The corporation noted that a total value of N74.72 billion naira was collected as sales revenue for white product sold by PPMC in the month of February 2016 compared with 71.62 billion naira collected in the prior month of January 2016.
According to NNPC, total revenues generated from the sales of white products for the period March 2015 to February 2016 stands at 706.59 billion naira where PMS contributed about 89.52 of the revenues collected with a value of
632.55 billion naira.
Nyong, who spoke at a meeting with some major independent marketers in the state as part of efforts in resolving the lingering fuel scarcity in the state that has lasted for over a month, said: “This meeting is not a union meeting but purely a state issue intended to ensure that products reach their destination because the scarcity is biting hard on the people.”
The commissioner said that was one in a series of meetings with major stakeholders in the petroleum industry to ensure that the state was given a fair share in the allocations of petroleum products at the NNPC depot.
According to a statement yesterday by Lagos Commissioner for Information and Strategy, Mr. Steve Ayorinde, the state consumes more than 40 per cent of the fuel and energy needs of the country and therefore appreciates that the impact of the scarcity would be felt more in the state. He however, urged residents to remain calm, orderly and law-abiding as government was doing everything possible within its power to find an immediate solution to the crisis.
“Governor Ambode says he shares the pain and discomfort of Lagosians and assures them that President Muhammadu Buhari is deeply touched by the situation and is working round the clock to alleviate the suffering of the people,” he said.

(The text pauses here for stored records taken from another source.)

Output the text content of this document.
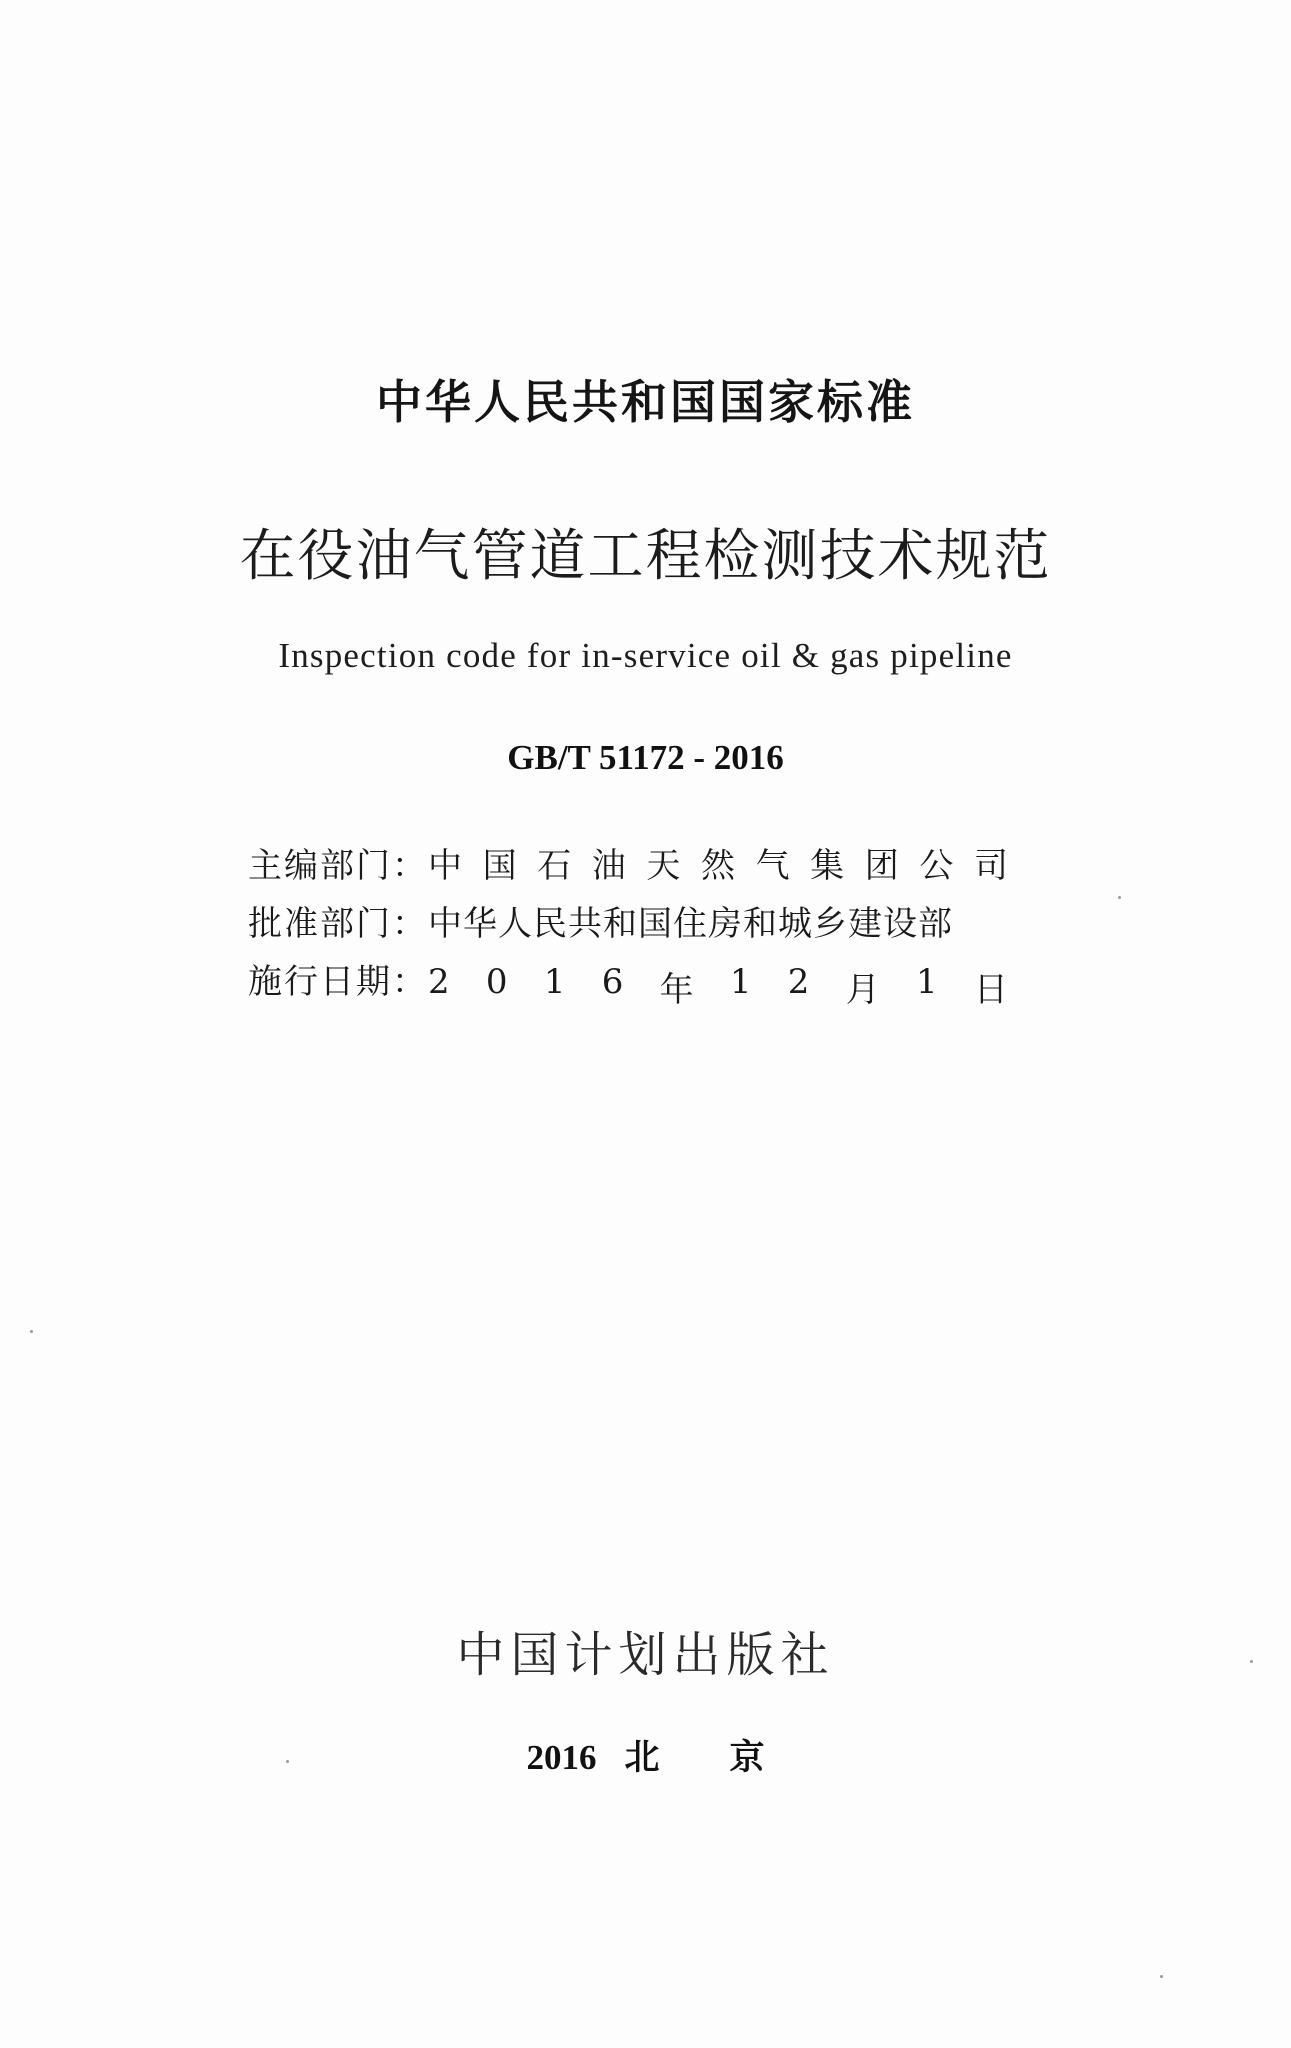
中华人民共和国国家标准
在役油气管道工程检测技术规范
Inspection code for in-service oil & gas pipeline
GB/T 51172 - 2016
主编部门： 中 国 石 油 天 然 气 集 团 公 司
批准部门： 中华人民共和国住房和城乡建设部
施行日期： 2 0 1 6 年 1 2 月 1 日
中国计划出版社
2016 北 京
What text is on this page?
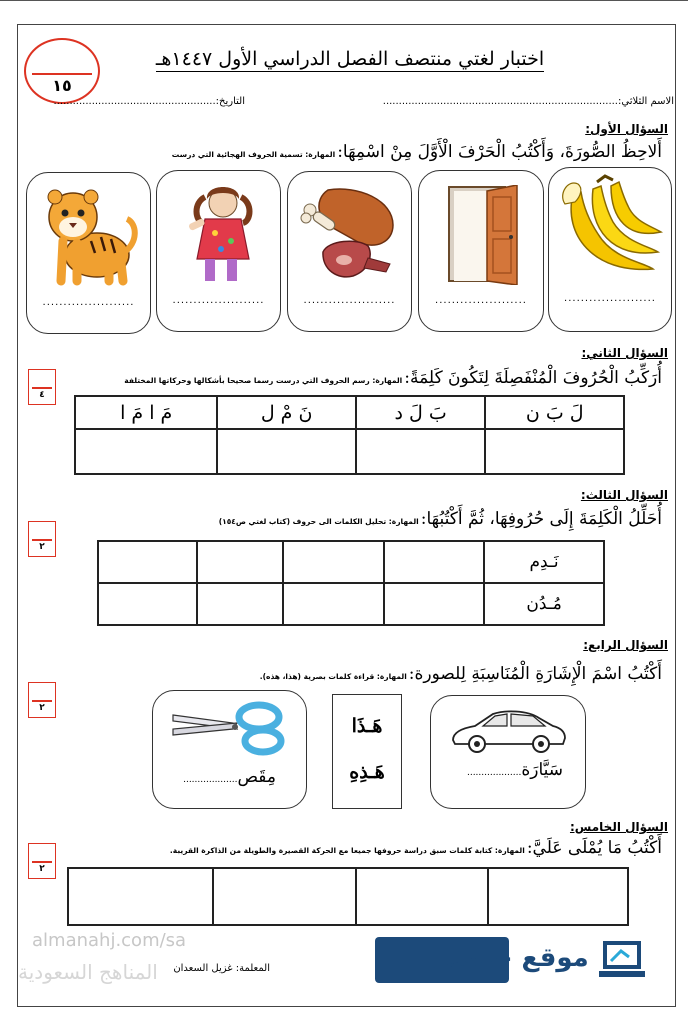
١٥
اختبار لغتي منتصف الفصل الدراسي الأول ١٤٤٧هـ
الاسم الثلاثي:..........................................................................
التاريخ:...................................................
السؤال الأول:
أَلاحِظُ الصُّورَةَ، وَأَكْتُبُ الْحَرْفَ الْأَوَّلَ مِنْ اسْمِهَا:المهارة: تسمية الحروف الهجائية التي درست
......................
......................
......................
......................
......................
السؤال الثاني:
أُرَكِّبُ الْحُرُوفَ الْمُنْفَصِلَةَ لِتَكُونَ كَلِمَةً:المهارة: رسم الحروف التي درست رسما صحيحا بأشكالها وحركاتها المختلفة
٤
لَ بَ ن	بَ لَ د	نَ مْ ل	مَ ا مَ ا

السؤال الثالث:
أُحَلِّلُ الْكَلِمَةَ إِلَى حُرُوفِهَا، ثُمَّ أَكْتُبُهَا:المهارة: تحليل الكلمات الى حروف (كتاب لغتي ص١٥٤)
٢
نَـدِم				
مُـدُن				
السؤال الرابع:
أَكْتُبُ اسْمَ الْإِشَارَةِ الْمُنَاسِبَةِ لِلصورة:المهارة: قراءة كلمات بصرية (هذا، هذه).
٢
سَيَّارَة...................
هَـذَا
هَـذِهِ
مِقَص...................
السؤال الخامس:
أَكْتُبُ مَا يُمْلَى عَلَيَّ:المهارة: كتابة كلمات سبق دراسة حروفها جميعا مع الحركة القصيرة والطويلة من الذاكرة القريبة.
٢

almanahj.com/sa
المناهج السعودية	المعلمة: غزيل السعدان	موقع حصتي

The protesters in Edo under the aegis of Talakawa Parliament in conjunction with Returnees Foundation and Traders Welfare Union of Nigeria lamented the lingering economic crunch that has bedevilled the economy resulting in untold hardship for her residents.
The leaders of Talakawa Parliament as well as Returnee Foundation and Traders Welfare Union of Nigeria, Kola Edokapyi and Solomom Okoduwa during a peaceful protest to the Edo State Council of Nigeria Union Of Journalists (NUJ), Secretariat in Benin, said it was out of place and painful to see the Commander –in-Chief of the Armed Offices and President touring the countries of the world without realising the poverty, hunger and unemployment Nigerians were faced with coupled with the fuel scarcity in the last four months.
The groups who brandished various placard with inscriptions as “End fuel scarcity now,” ‘‘ Kill corruption, don’t kill Nigerians” and “President Buhari must stop the frequent foreign trips”, decried the untold hardship Nigerians were facing due to the fuel scarcity and public electricity supply challenges.